The knees in place is a bit trickier... obviously knees are connected to hips with a fixed length bone called the femur so the hip movement will affect the knee location... but there are a few other confounders there such as the degree to which the knees are shoved out that makes this a little harder to declare exactly where the knees should be during the ascent. I like to have them fixed in place for the lower part of the squat, myself, but I do see a lot of SS lifters have that backwards shift on ascent.
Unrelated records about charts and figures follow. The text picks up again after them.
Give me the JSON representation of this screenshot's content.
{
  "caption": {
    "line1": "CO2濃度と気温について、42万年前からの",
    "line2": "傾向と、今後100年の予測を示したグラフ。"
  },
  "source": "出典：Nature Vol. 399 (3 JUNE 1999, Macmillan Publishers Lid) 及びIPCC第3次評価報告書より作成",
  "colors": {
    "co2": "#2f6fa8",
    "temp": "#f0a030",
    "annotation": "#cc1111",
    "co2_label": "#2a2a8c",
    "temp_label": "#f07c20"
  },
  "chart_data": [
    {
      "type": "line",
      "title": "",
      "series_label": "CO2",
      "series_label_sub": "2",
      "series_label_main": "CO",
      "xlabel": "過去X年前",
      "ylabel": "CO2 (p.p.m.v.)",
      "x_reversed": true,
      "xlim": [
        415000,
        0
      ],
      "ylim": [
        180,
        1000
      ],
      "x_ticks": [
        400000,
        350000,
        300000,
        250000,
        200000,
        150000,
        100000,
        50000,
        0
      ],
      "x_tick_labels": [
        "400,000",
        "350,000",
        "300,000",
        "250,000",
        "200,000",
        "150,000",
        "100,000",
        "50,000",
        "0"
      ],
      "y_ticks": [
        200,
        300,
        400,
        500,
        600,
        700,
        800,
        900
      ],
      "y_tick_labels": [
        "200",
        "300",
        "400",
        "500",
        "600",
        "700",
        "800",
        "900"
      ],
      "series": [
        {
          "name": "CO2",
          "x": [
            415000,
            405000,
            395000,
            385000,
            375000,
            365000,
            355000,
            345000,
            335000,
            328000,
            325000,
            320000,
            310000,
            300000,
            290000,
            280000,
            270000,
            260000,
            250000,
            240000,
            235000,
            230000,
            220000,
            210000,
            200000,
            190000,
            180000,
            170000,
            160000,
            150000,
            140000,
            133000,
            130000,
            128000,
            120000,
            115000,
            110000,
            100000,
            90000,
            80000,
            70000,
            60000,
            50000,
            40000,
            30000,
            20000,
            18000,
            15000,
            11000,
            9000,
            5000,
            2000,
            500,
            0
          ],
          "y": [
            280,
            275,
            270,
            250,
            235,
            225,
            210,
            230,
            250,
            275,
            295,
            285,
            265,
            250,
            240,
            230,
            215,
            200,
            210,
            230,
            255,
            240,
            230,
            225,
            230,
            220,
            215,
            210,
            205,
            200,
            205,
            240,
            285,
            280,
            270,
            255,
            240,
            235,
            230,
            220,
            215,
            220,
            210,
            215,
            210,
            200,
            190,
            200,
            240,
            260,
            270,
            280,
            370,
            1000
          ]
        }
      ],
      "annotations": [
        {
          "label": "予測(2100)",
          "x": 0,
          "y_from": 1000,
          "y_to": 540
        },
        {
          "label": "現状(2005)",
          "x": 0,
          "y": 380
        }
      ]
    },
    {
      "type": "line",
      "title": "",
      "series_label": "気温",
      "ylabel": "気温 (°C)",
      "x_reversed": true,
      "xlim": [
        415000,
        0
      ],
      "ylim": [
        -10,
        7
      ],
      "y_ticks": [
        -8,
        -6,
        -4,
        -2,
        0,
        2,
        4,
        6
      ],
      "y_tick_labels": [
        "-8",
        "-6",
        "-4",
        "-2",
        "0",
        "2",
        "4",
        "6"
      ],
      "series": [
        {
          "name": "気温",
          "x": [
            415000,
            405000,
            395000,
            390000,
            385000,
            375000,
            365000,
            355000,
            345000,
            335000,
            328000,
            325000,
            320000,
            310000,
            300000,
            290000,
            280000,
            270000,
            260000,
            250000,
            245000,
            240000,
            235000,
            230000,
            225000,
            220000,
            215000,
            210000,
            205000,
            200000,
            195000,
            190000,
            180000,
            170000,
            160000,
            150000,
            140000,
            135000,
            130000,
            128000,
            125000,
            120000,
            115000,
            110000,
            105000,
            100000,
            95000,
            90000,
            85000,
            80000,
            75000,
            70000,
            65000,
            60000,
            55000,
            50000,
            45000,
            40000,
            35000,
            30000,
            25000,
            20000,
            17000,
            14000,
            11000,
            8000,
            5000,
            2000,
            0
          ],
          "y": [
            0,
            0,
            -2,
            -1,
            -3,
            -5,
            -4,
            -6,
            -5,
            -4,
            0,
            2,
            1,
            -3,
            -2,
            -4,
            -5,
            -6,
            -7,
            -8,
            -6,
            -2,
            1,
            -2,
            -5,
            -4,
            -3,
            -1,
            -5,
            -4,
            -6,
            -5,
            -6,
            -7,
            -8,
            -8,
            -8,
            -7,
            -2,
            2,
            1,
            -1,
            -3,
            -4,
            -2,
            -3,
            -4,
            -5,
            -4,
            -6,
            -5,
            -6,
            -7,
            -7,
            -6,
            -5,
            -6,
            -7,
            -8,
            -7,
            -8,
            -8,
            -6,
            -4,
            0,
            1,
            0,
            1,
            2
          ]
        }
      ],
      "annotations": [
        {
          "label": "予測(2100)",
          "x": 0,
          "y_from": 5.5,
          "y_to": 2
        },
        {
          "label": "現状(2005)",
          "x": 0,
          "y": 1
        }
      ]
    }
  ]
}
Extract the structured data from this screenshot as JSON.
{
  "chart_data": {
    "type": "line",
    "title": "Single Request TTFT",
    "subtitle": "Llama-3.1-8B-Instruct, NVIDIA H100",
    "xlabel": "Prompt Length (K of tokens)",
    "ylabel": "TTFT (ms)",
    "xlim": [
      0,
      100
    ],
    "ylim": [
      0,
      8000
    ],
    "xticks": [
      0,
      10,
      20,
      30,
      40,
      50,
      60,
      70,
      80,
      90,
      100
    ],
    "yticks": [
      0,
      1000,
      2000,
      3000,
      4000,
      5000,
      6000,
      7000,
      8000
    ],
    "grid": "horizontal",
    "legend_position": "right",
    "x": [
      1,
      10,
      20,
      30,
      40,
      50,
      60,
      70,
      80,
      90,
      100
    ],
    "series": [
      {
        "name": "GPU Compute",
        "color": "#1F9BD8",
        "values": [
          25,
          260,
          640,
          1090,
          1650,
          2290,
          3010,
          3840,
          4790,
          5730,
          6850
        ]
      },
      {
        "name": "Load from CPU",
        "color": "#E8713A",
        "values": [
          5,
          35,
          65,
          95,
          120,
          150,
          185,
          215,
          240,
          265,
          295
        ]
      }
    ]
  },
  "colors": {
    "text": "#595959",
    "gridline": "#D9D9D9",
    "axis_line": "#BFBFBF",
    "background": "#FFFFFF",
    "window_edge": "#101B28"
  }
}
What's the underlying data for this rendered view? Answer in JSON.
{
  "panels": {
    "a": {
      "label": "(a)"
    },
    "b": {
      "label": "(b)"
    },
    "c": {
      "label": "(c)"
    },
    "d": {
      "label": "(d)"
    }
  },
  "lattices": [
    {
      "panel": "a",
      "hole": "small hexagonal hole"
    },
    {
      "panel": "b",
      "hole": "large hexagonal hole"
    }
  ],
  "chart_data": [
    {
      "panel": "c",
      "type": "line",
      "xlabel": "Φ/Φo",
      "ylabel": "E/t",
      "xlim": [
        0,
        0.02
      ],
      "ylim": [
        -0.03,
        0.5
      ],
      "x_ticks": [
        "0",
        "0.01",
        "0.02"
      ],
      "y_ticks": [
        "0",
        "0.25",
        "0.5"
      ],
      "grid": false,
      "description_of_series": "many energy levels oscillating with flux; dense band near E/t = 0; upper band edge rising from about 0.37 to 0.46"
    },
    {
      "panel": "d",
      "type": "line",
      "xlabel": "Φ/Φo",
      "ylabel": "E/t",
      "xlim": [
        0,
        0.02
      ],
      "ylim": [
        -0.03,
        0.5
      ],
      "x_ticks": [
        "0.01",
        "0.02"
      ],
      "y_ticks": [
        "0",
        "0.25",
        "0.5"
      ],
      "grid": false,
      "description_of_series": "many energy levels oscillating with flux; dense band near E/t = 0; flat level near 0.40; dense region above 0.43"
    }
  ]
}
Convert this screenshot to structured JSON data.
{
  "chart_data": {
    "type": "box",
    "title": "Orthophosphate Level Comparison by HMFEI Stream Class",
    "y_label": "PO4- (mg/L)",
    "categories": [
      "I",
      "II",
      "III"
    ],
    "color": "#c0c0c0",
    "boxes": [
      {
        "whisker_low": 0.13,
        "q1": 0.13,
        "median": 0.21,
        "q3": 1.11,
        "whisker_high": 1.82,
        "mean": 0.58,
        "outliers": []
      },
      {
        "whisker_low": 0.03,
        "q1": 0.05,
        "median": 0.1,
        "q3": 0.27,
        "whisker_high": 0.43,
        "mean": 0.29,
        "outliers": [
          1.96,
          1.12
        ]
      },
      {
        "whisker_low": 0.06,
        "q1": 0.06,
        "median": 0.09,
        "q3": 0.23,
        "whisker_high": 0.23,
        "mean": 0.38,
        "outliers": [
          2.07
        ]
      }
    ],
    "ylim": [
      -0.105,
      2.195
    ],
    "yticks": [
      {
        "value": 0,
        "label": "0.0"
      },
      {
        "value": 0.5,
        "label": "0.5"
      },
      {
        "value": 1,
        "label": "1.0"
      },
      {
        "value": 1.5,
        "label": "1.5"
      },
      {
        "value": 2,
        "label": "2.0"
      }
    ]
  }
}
Bar path should be pretty straight from the side, so that can be another clue as to overall efficiency and balance.
Thanks so much for the clarification on this!

welcome to the StrongFirst forum.

On your third and fourth squats, you're also dropping the bar on the right side and/or lifting it faster on the left.

It also looks to me like you could carry the bar lower than you are.

-S-
Thanks for the warm welcome, Steve. You're definitely right about letting the bar drop on the right side, hence me hitting the safety on my third rep.

As for the bar placement, I'll see if I can get it any lower. At the moment, it does feel like it almost falls into place on the "shelf," as I hear it so often described.
 

Chase Hines

Level 5 Valued Member
DL looks good. I’d avoid using the straps when possible.

SQ looks good. I agree with @Steve Freides on bar placement. It looks like it could be a bit lower. That may even put you in a better grove/position. Play around with it to see what feels the best.